As is clear from the above description, according to the present invention, a plurality of pieces of alarm information can be transmitted by effectively utilizing the free bytes of C4 data. Therefore, it is possible to switch and relay alarm information in different directions for each channel.

[Brief explanation of the drawing]

FIG. 1 is a block diagram showing a transmitter of a system according to an embodiment of the present invention.

FIG. 2 is a block diagram showing a receiving section of a system according to an embodiment of the present invention.

FIG. 3: Two-channel multiplexer, SDH, according to an embodiment of the present invention.
FIG. 2 is a block diagram showing a formatting section and an SDH adding section.

FIG. 4 is a configuration explanatory diagram showing a frame configuration of C4 data (payload) in the embodiment.

FIG. 5 is a configuration explanatory diagram showing a frame configuration of C4 data (payload) in the embodiment.

FIG. 6 is a configuration explanatory diagram showing a frame structure of a 155.52 Mbps (STM-1) interface.
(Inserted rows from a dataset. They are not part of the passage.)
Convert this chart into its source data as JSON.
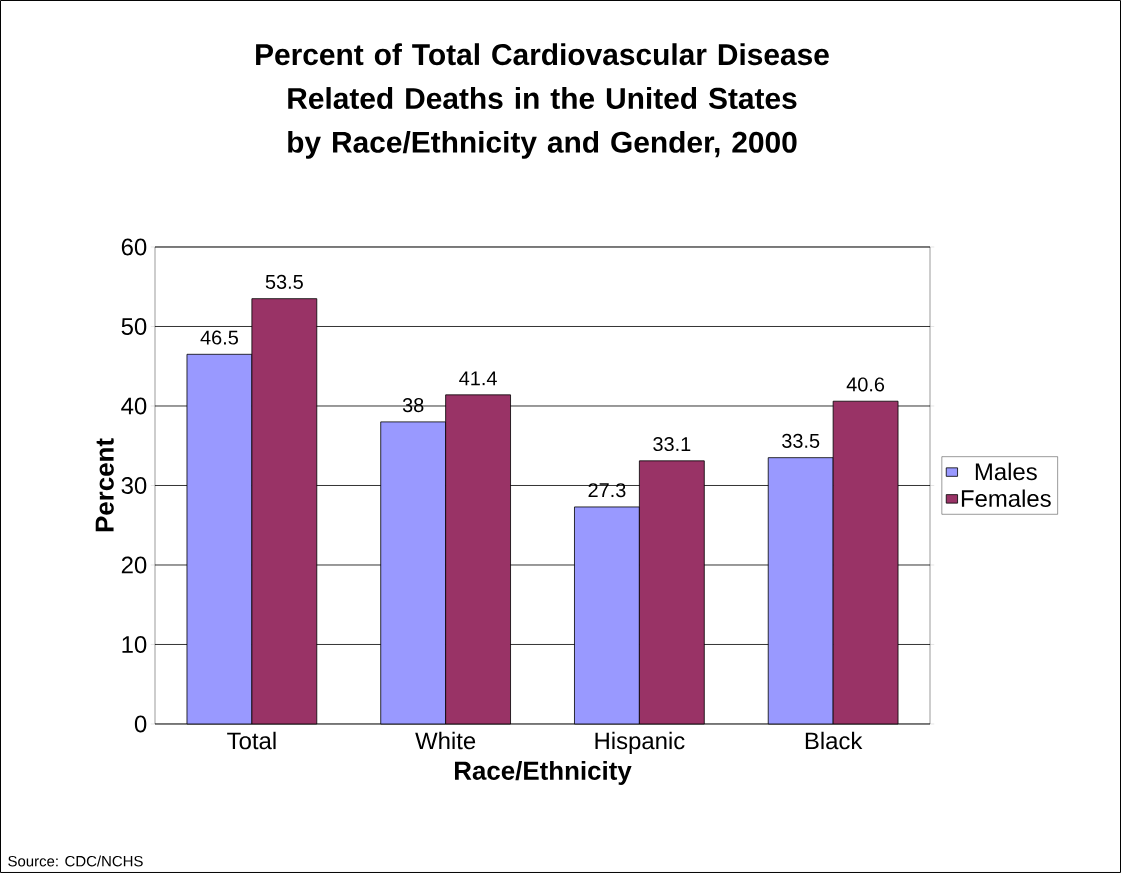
{
  "chart_data": {
    "type": "bar",
    "title": "Percent of Total Cardiovascular Disease Related Deaths in the United States by Race/Ethnicity and Gender, 2000",
    "xlabel": "Race/Ethnicity",
    "ylabel": "Percent",
    "categories": [
      "Total",
      "White",
      "Hispanic",
      "Black"
    ],
    "series": [
      {
        "name": "Males",
        "color": "#9999ff",
        "values": [
          46.5,
          38,
          27.3,
          33.5
        ]
      },
      {
        "name": "Females",
        "color": "#993366",
        "values": [
          53.5,
          41.4,
          33.1,
          40.6
        ]
      }
    ],
    "ylim": [
      0,
      60
    ],
    "yticks": [
      0,
      10,
      20,
      30,
      40,
      50,
      60
    ],
    "grid": "y",
    "legend": "right",
    "data_labels": true,
    "annotations": [
      "Source: CDC/NCHS"
    ]
  }
}
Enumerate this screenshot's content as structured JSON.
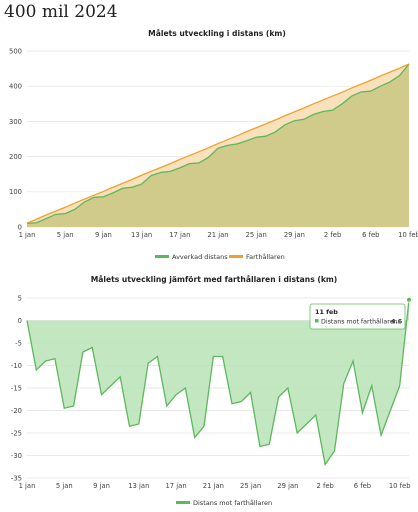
{
  "page": {
    "title": "400 mil 2024"
  },
  "chart_data": [
    {
      "type": "area",
      "title": "Målets utveckling i distans (km)",
      "x_labels": [
        "1 jan",
        "5 jan",
        "9 jan",
        "13 jan",
        "17 jan",
        "21 jan",
        "25 jan",
        "29 jan",
        "2 feb",
        "6 feb",
        "10 feb"
      ],
      "ylim": [
        0,
        500
      ],
      "yticks": [
        0,
        100,
        200,
        300,
        400,
        500
      ],
      "grid": true,
      "legend_position": "bottom",
      "series": [
        {
          "name": "Avverkad distans",
          "color": "#5cb85c",
          "fill": "#c9c583",
          "values": [
            10,
            12,
            24,
            36,
            38,
            50,
            71,
            84,
            86,
            97,
            110,
            113,
            122,
            146,
            155,
            158,
            168,
            180,
            182,
            198,
            224,
            232,
            236,
            245,
            255,
            258,
            270,
            290,
            302,
            306,
            320,
            328,
            332,
            350,
            372,
            384,
            386,
            400,
            412,
            430,
            463
          ]
        },
        {
          "name": "Farthållaren",
          "color": "#f0a030",
          "fill": "#f8dcb0",
          "values": [
            11,
            22,
            34,
            45,
            56,
            68,
            79,
            90,
            101,
            113,
            124,
            135,
            147,
            158,
            169,
            180,
            192,
            203,
            214,
            225,
            237,
            248,
            259,
            271,
            282,
            293,
            304,
            316,
            327,
            338,
            350,
            361,
            372,
            383,
            395,
            406,
            417,
            429,
            440,
            451,
            463
          ]
        }
      ]
    },
    {
      "type": "area",
      "title": "Målets utveckling jämfört med farthållaren i distans (km)",
      "x_labels": [
        "1 jan",
        "5 jan",
        "9 jan",
        "13 jan",
        "17 jan",
        "21 jan",
        "25 jan",
        "29 jan",
        "2 feb",
        "6 feb",
        "10 feb"
      ],
      "ylim": [
        -35,
        5
      ],
      "yticks": [
        5,
        0,
        -5,
        -10,
        -15,
        -20,
        -25,
        -30,
        -35
      ],
      "grid": true,
      "legend_position": "bottom",
      "series": [
        {
          "name": "Distans mot farthållaren",
          "color": "#5cb85c",
          "fill": "#b9e3b5",
          "values": [
            0,
            -11,
            -9,
            -8.5,
            -19.5,
            -19,
            -7,
            -6,
            -16.5,
            -14.5,
            -12.5,
            -23.5,
            -23,
            -9.5,
            -8,
            -19,
            -16.5,
            -15,
            -26,
            -23.5,
            -8,
            -8,
            -18.5,
            -18,
            -16,
            -28,
            -27.5,
            -17,
            -15,
            -25,
            -23,
            -21,
            -32,
            -29,
            -14,
            -9,
            -20.5,
            -14.5,
            -25.5,
            -20,
            -14.5,
            4.6
          ]
        }
      ],
      "tooltip": {
        "title": "11 feb",
        "label": "Distans mot farthållaren:",
        "value": "4.6"
      }
    }
  ]
}
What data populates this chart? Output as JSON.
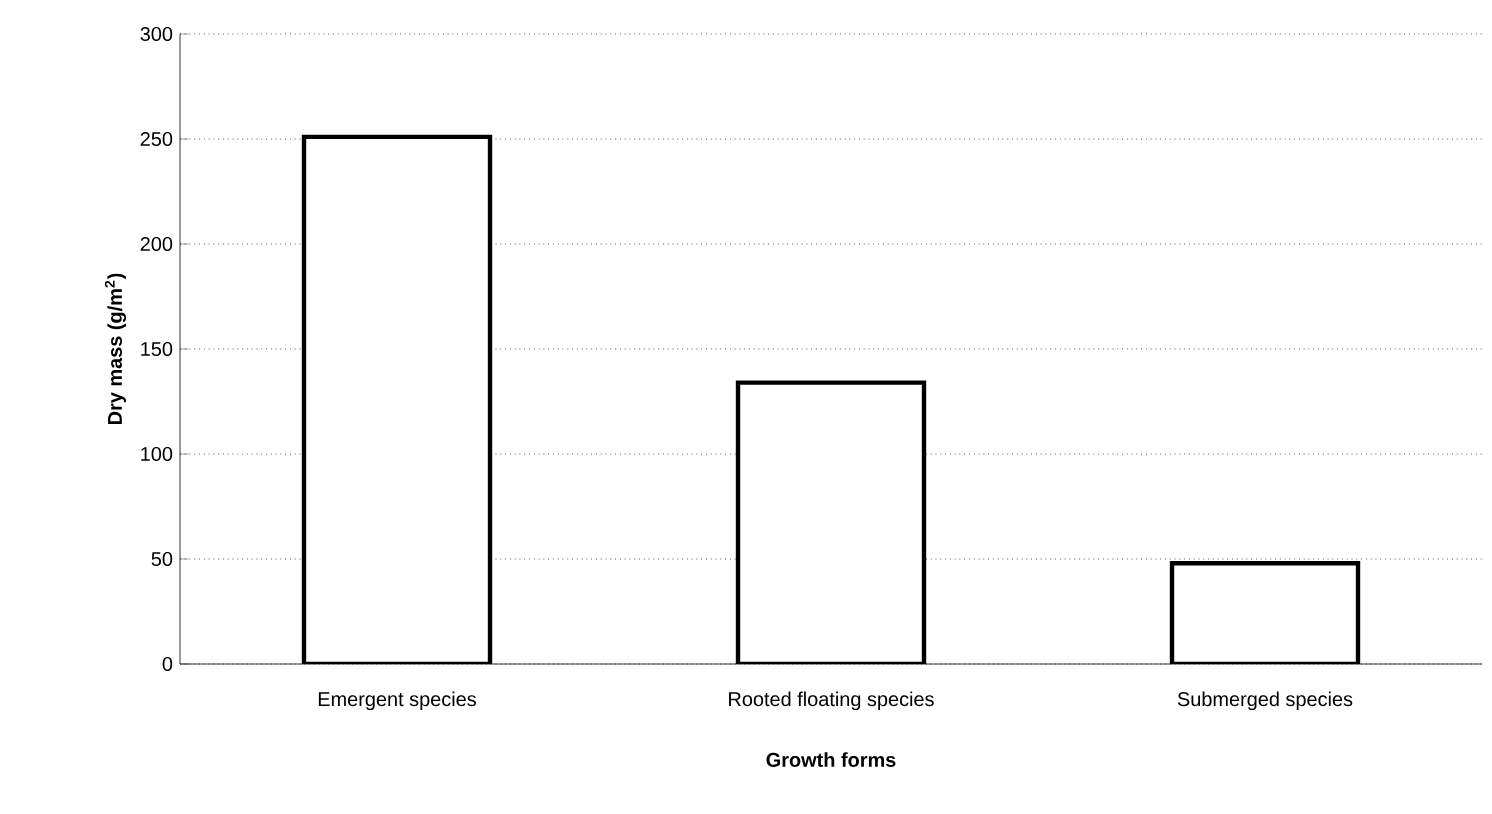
{
  "chart_data": {
    "type": "bar",
    "xlabel": "Growth forms",
    "ylabel": "Dry mass (g/m$^{2}$)",
    "categories": [
      "Emergent species",
      "Rooted floating species",
      "Submerged species"
    ],
    "values": [
      251,
      134,
      48
    ],
    "color": "#ffffff",
    "ylim": [
      0,
      300
    ],
    "yticks": [
      0,
      50,
      100,
      150,
      200,
      250,
      300
    ],
    "grid": "y"
  }
}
FIG. 7 is a configuration explanatory diagram showing conventional overhead mapping.

[Explanation of symbols]

1 2 channel multiplexer 2 SDH formatting section 3 SDH addition section

Claims (1)

[Claims] [Claim 1] A two-channel video signal and at least two
NTSC for two channels consisting of the audio signal of the channel
A multiplexing unit (1) that multiplexes signals so as to map them to C4 data of an STM-1 frame, data output by the multiplexing unit (1), and alarm information added corresponding to each of the channels. and C of the STM-1 frame
SDH formatting unit (2
) and the C output from the SDH formatting section (2).
This video is characterized in that it is equipped with an SDH addition section (3) that adds overhead to the tip of 4 data, and enables transmission of multi-channel video signals and alarm information for each channel when using synchronous digital hierarchy. Signal multiplexing method.